Alışveriş (merkezi) çılgınlığı
Bir malı satmak istiyorsanız, onu önce müşterinin göreceği bir yere koyarsınız. Daha fazla satmak istiyorsanız, müşterinin ayağına götürür, televizyonlarda, gazetelerde, dergilerde tanıtırsınız. Eğer bir toplumun tüketim toplumu olmasını istiyorsanız, o topluma gelirden, üretmekten hiç bahsetmez, sürekli olarak lüks malları gözönüne sokar, özendirirsiniz. Ülkenin her yerini fabrika yerine alışveriş merkezleri ile doldurur, oraları da lüks mallarla donatırsınız. Topluma gelirinin düşüklüğünü anımsatanların sesini kısar, her türlü malın vitrinlerde var olduğunu, bu zenginliğe ulaşmanın kolay olmadığını, ne kadar çağdaş bir toplum olduğunu anlatırsınız. Sonuçta toplum, gelirine bakmadan sürekli tüketen, borç üstüne borç yapan, daha doğrusu ne yaptığını bilmeyen bir duruma gelir. Sonra toplumu istediğiniz gibi yönetir, yönlendirirsiniz.

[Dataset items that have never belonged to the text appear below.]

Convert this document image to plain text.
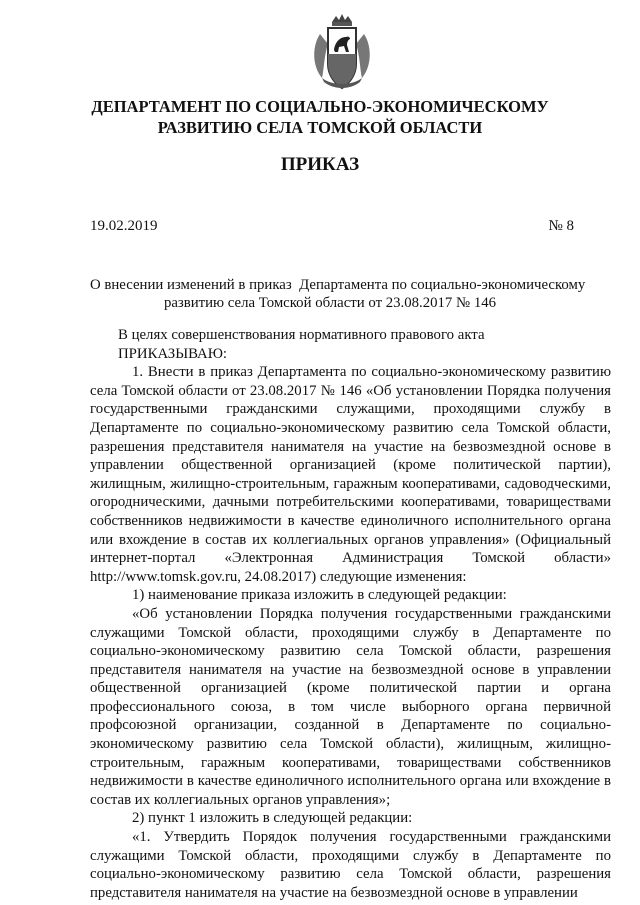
ДЕПАРТАМЕНТ ПО СОЦИАЛЬНО-ЭКОНОМИЧЕСКОМУ
РАЗВИТИЮ СЕЛА ТОМСКОЙ ОБЛАСТИ
ПРИКАЗ
19.02.2019	№ 8
О внесении изменений в приказ  Департамента по социально-экономическому
развитию села Томской области от 23.08.2017 № 146

В целях совершенствования нормативного правового акта

ПРИКАЗЫВАЮ:

1. Внести в приказ Департамента по социально-экономическому развитию села Томской области от 23.08.2017 № 146 «Об установлении Порядка получения государственными гражданскими служащими, проходящими службу в Департаменте по социально-экономическому развитию села Томской области, разрешения представителя нанимателя на участие на безвозмездной основе в управлении общественной организацией (кроме политической партии), жилищным, жилищно-строительным, гаражным кооперативами, садоводческими, огородническими, дачными потребительскими кооперативами, товариществами собственников недвижимости в качестве единоличного исполнительного органа или вхождение в состав их коллегиальных органов управления» (Официальный интернет-портал «Электронная Администрация Томской области» http://www.tomsk.gov.ru, 24.08.2017) следующие изменения:

1) наименование приказа изложить в следующей редакции:

«Об установлении Порядка получения государственными гражданскими служащими Томской области, проходящими службу в Департаменте по социально-экономическому развитию села Томской области, разрешения представителя нанимателя на участие на безвозмездной основе в управлении общественной организацией (кроме политической партии и органа профессионального союза, в том числе выборного органа первичной профсоюзной организации, созданной в Департаменте по социально-экономическому развитию села Томской области), жилищным, жилищно-строительным, гаражным кооперативами, товариществами собственников недвижимости в качестве единоличного исполнительного органа или вхождение в состав их коллегиальных органов управления»;

2) пункт 1 изложить в следующей редакции:

«1. Утвердить Порядок получения государственными гражданскими служащими Томской области, проходящими службу в Департаменте по социально-экономическому развитию села Томской области, разрешения представителя нанимателя на участие на безвозмездной основе в управлении
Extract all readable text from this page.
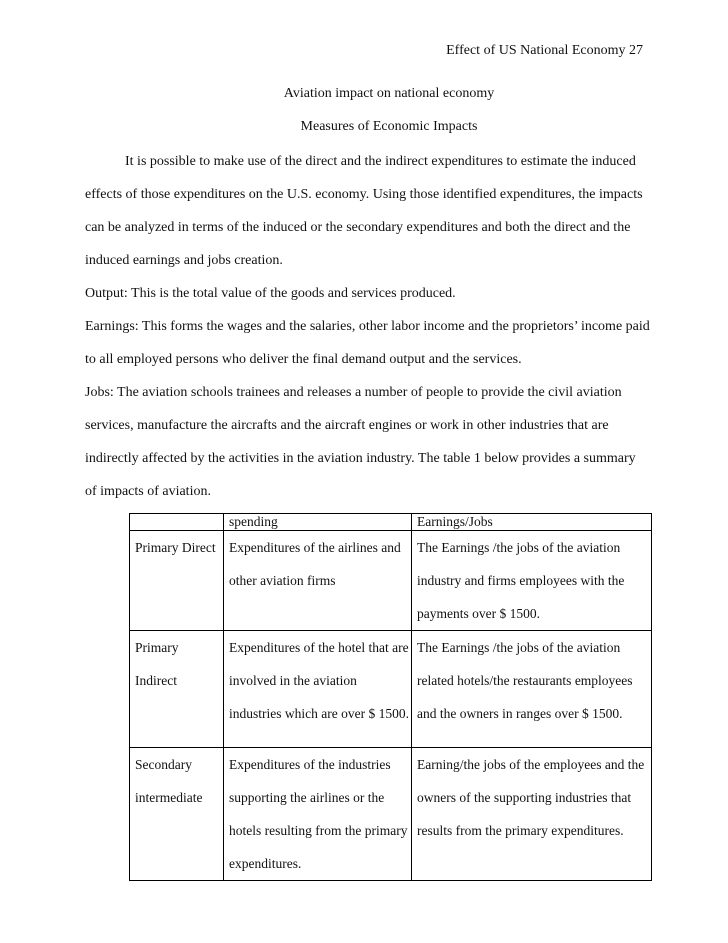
Effect of US National Economy 27
Aviation impact on national economy
Measures of Economic Impacts
It is possible to make use of the direct and the indirect expenditures to estimate the induced effects of those expenditures on the U.S. economy. Using those identified expenditures, the impacts can be analyzed in terms of the induced or the secondary expenditures and both the direct and the induced earnings and jobs creation.
Output: This is the total value of the goods and services produced.
Earnings: This forms the wages and the salaries, other labor income and the proprietors’ income paid to all employed persons who deliver the final demand output and the services.
Jobs: The aviation schools trainees and releases a number of people to provide the civil aviation services, manufacture the aircrafts and the aircraft engines or work in other industries that are indirectly affected by the activities in the aviation industry. The table 1 below provides a summary of impacts of aviation.
	spending	Earnings/Jobs

Primary Direct	Expenditures of the airlines and other aviation firms	The Earnings /the jobs of the aviation industry and firms employees with the payments over $ 1500.

Primary Indirect	Expenditures of the hotel that are involved in the aviation industries which are over $ 1500.	The Earnings /the jobs of the aviation related hotels/the restaurants employees and the owners in ranges over $ 1500.

Secondary intermediate	Expenditures of the industries supporting the airlines or the hotels resulting from the primary expenditures.	Earning/the jobs of the employees and the owners of the supporting industries that results from the primary expenditures.
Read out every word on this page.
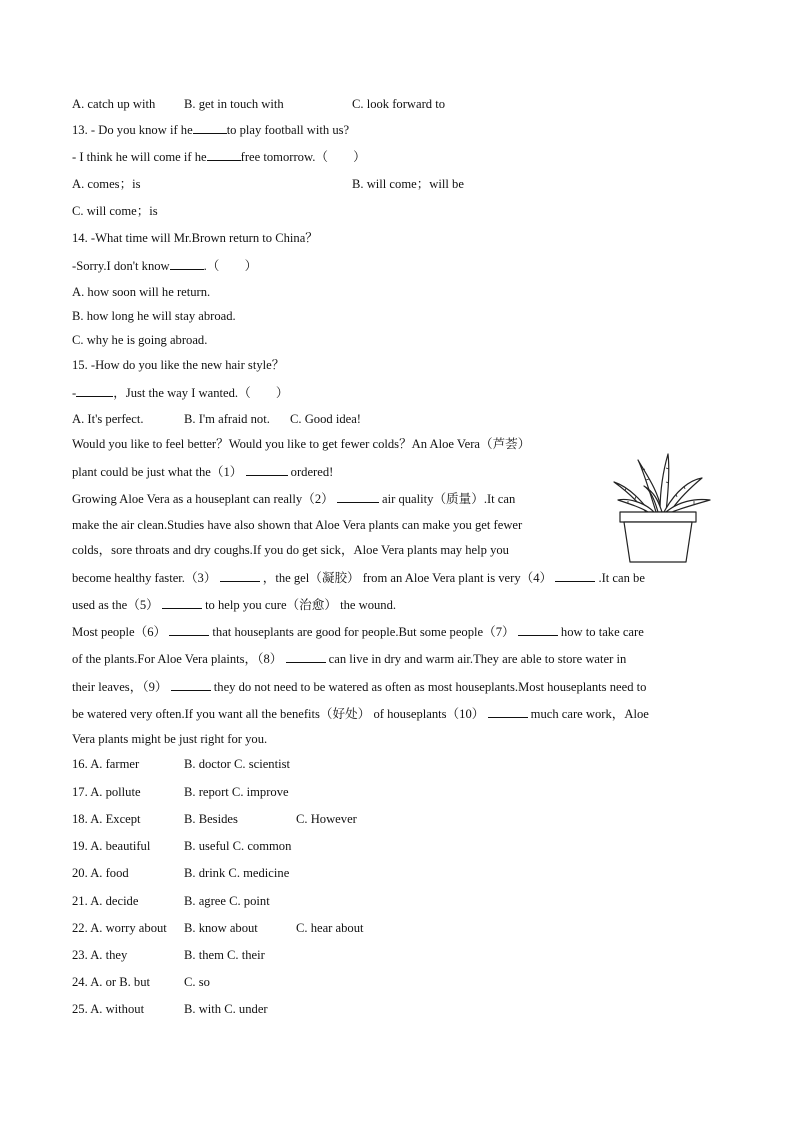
A. catch up with B. get in touch with	C. look forward to
13. - Do you know if he	to play football with us?
- I think he will come if he	free tomorrow.（　　）
A. comes；is	B. will come；will be
C. will come；is
14. -What time will Mr.Brown return to China？
-Sorry.I don't know	.（　　）
A. how soon will he return.
B. how long he will stay abroad.
C. why he is going abroad.
15. -How do you like the new hair style？
-	，Just the way I wanted.（　　）
A. It's perfect.	B. I'm afraid not. C. Good idea!
Would you like to feel better？Would you like to get fewer colds？An Aloe Vera（芦荟）
plant could be just what the（1）	ordered!
Growing Aloe Vera as a houseplant can really（2）	air quality（质量）.It can
make the air clean.Studies have also shown that Aloe Vera plants can make you get fewer
colds，sore throats and dry coughs.If you do get sick，Aloe Vera plants may help you
become healthy faster.（3）	，the gel（凝胶） from an Aloe Vera plant is very（4）	.It can be
used as the（5）	to help you cure（治愈） the wound.
Most people（6）	that houseplants are good for people.But some people（7）	how to take care
of the plants.For Aloe Vera plaints，（8）	can live in dry and warm air.They are able to store water in
their leaves，（9）	they do not need to be watered as often as most houseplants.Most houseplants need to
be watered very often.If you want all the benefits（好处） of houseplants（10）	much care work，Aloe
Vera plants might be just right for you.
16. A. farmer	B. doctor C. scientist
17. A. pollute	B. report C. improve
18. A. Except	B. Besides	C. However
19. A. beautiful	B. useful C. common
20. A. food	B. drink C. medicine
21. A. decide	B. agree C. point
22. A. worry about B. know about	C. hear about
23. A. they	B. them C. their
24. A. or B. but	C. so
25. A. without	B. with C. under
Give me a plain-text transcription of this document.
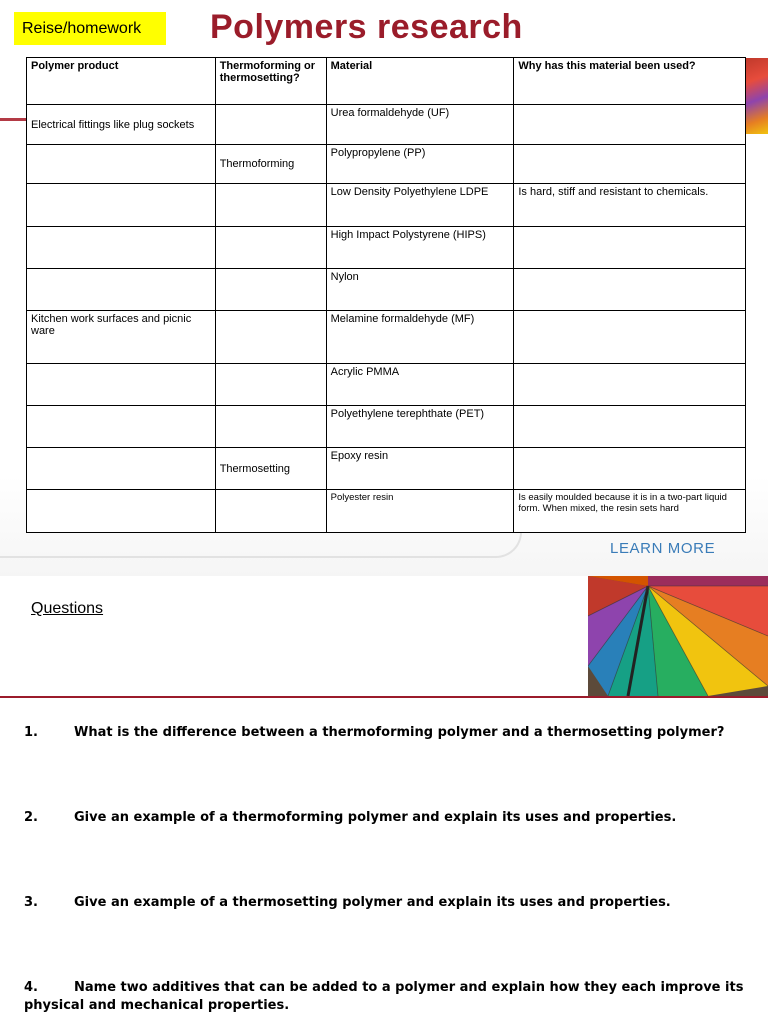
LEARN MORE
Reise/homework	Polymers research
Polymer product	Thermoforming or thermosetting?	Material	Why has this material been used?
Electrical fittings like plug sockets		Urea formaldehyde (UF)	
	Thermoforming	Polypropylene (PP)	
		Low Density Polyethylene LDPE	Is hard, stiff and resistant to chemicals.
		High Impact Polystyrene (HIPS)	
		Nylon	
Kitchen work surfaces and picnic ware		Melamine formaldehyde (MF)	
		Acrylic PMMA	
		Polyethylene terephthate (PET)	
	Thermosetting	Epoxy resin	
		Polyester resin	Is easily moulded because it is in a two-part liquid form. When mixed, the resin sets hard
Questions
1.	What is the difference between a thermoforming polymer and a thermosetting polymer?
2.	Give an example of a thermoforming polymer and explain its uses and properties.
3.	Give an example of a thermosetting polymer and explain its uses and properties.
4.	Name two additives that can be added to a polymer and explain how they each improve its physical and mechanical properties.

Üretmedentüketmek... Çevremize bir bakalım; ne durumdayız diye. Aile borçlarının kaç kat arttığından bahsedebiliyoruz, ama gelirin kaç arttığından bahsetmeye gelince ABD doları gibi değerini ve temsil gücünü yitirmiş bir paranın değerindeki düşmeye sığınıyoruz. Dün haberleri okuduk, insanlar alışveriş merkezlerinin önünde geceden sıraya giriyor, kuyruk oluşturuyor, biber gazı ile dağıtılabilecek izdiham oluşturuyorlar. Aynı şekilde yardım dağıtılırken de izdihamlar oluştuğunu düşününce daha şaşırtıcı bir tablo çıkıyor ortaya. Ankara'da eski Meclis lojmanlarının yerine yeni bir alışveriş merkezi açılmış. Konfeksiyoncu bir arkadaşımın söylediğine göre, lükslük kalitesi düşer diye bir-iki marka dışında yerli markalara yer verilmemiş. Pazar günü Oran üzerinden geçmem gerekiyordu. Saat 16.30'da girdiğim kavşaktan saat 17.00'de ancak çıkabildim. Neden biliyor musunuz? Alışveriş merkezinden çıkanlar kavşağı kapattığı, kırmızı ışıkta dahi bir adım gidebilmek uğruna karşı tarafın yoluna girdikleri için. Bu insanlar o alışveriş merkezine girip çıktıkları için o kadar mutlu görünüyorlardı ki, sizin yolunuzu bile bile tıkamalarına karşın (iyi bir şey yapmış gibi) yüzünüze gülerek bakabiliyorlardı. Bir çılgınlık hali söz konusu olan, alışveriş merkezinden alışveriş yapma çılgınlığı. İnsanların bu davranışlarının nedenlerini ve sonuçlarını bilmedikleri çok açık. Ben bir daha anımsatmak isterim ki, tüketmek için önce üretmek gerek. Üretmeden tüketmenin sonu kötüdür, hem de çok kötü.